Local JMS implements synchronous, extremely high-performance messaging. However, many messaging applications require messaging to be asynchronous. When a sender sends a message asynchronously, the message is handed off to the JMS provider, and the sender continues on with its work. After the sender passes the message to the JMS provider, the sender does not need to be informed if or when the message has been delivered to its final recipients.

Asynchronous messaging is useful for processes that can be broken down into separate stages, where each stage might take an unknown amount of time. For example, ATG Commerce uses asynchronous messaging to process an order. Each stage in the order (calculating tax, checking inventory, sending orders to shipping houses, sending confirmation email to the user) is a single action that is activated by an incoming message from the previous stage, and ends by sending a message to the next stage in the process. When the user submits an order, a message is sent to the first stage in the process. The user is told that the ordering process has started, but does not know about the completion of the process until a later email is sent.

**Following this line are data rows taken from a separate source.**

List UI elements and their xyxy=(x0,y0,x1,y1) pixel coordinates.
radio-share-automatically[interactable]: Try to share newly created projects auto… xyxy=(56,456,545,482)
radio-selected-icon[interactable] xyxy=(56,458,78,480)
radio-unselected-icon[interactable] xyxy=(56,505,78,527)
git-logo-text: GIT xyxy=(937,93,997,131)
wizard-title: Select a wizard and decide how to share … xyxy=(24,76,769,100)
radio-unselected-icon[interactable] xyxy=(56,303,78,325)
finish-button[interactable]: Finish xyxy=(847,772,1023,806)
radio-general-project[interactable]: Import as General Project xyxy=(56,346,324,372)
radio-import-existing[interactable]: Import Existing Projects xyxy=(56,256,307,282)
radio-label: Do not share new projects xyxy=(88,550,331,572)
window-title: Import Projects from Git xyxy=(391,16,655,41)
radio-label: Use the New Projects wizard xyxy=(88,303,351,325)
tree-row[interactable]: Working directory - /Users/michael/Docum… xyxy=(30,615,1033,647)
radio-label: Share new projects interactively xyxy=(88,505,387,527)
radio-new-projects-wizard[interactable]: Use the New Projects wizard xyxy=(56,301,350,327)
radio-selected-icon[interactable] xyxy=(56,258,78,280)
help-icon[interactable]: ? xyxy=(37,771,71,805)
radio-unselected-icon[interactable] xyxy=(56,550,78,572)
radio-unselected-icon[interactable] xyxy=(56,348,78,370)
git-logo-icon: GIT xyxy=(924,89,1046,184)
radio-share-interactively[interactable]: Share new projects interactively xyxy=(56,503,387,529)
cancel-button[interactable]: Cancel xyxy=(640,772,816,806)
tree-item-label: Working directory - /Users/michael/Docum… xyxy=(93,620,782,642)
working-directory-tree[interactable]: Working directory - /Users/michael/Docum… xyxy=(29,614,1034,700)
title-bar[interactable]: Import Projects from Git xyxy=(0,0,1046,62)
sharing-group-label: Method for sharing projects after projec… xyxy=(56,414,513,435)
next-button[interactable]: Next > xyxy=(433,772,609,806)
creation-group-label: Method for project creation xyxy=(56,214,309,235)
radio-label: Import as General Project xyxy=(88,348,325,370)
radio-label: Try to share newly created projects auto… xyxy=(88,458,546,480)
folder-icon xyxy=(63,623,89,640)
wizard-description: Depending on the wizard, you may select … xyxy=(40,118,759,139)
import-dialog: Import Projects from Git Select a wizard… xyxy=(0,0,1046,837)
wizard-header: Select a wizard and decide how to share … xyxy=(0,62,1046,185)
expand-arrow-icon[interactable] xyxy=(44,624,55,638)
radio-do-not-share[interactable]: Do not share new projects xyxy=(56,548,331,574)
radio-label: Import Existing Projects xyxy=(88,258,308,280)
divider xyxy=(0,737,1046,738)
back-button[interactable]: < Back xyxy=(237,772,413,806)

Another key difference between Local JMS and SQL JMS is message persistence. Local JMS stores no state, so if the system fails, all messages are lost. SQL JMS uses an SQL database for persistence of messages. This ensures that messages are not lost in the event of system failure, and enables support for persistent queues and durable subscriptions, as described in Message Persistence.

To deliver messages, SQL JMS polls the database periodically, checking the appropriate tables to see if any new messages were written. If so, those messages are delivered to the appropriate message receivers and then removed from the database. This all occurs transactionally, so if a failure occurs or the transaction rolls back, the messages are all returned to the database, again guaranteeing that messages do not get lost.

Note: In SQL JMS, the sending of a message and the receiving of a message occur in separate transactions. A sender might send a message in a transaction that later commits successfully. This does not mean that the receiver has successfully received the message. It just means that SQL JMS has successfully delivered the message to its destination. At some point in the future, receipt of the message is placed in another transaction. The message is then removed from the database when that second transaction successfully commits.

SQL JMS uses standard JDBC drivers to communicate with the database. This allows SQL JMS to operate in a distributed environment, where an Oracle ATG Web Commerce server and the database are located on different machines. SQL JMS can also run on multiple Oracle ATG Web Commerce servers at once, all utilizing the same database. This enables multiple Oracle ATG Web Commerce servers to use SQL JMS to communicate with each other. Finally, if the JDBC driver supports the XA protocol, SQL JMS also supports XA, so it can participate in transactions involving multiple resources.

By default, the connection factory for all SQL JMS topic and queue connections (including XA connections) is the Nucleus component /atg/dynamo/messaging/SqlJmsProvider. If you are using SQL JMS with Patch Bay, you can specify a different connection factory when you configure Patch Bay (though there is generally no reason to do so). If you are using SQL JMS without Patch Bay, you cannot specify a different connection factory.

From the developer’s perspective, very little changes when using SQL JMS instead of Local JMS. The message source and receiver components are still coded in essentially the same way whether they are using Local JMS or SQL JMS. The main difference is that the components are configured by pointing them at SQL JMS destinations rather than Local JMS destinations.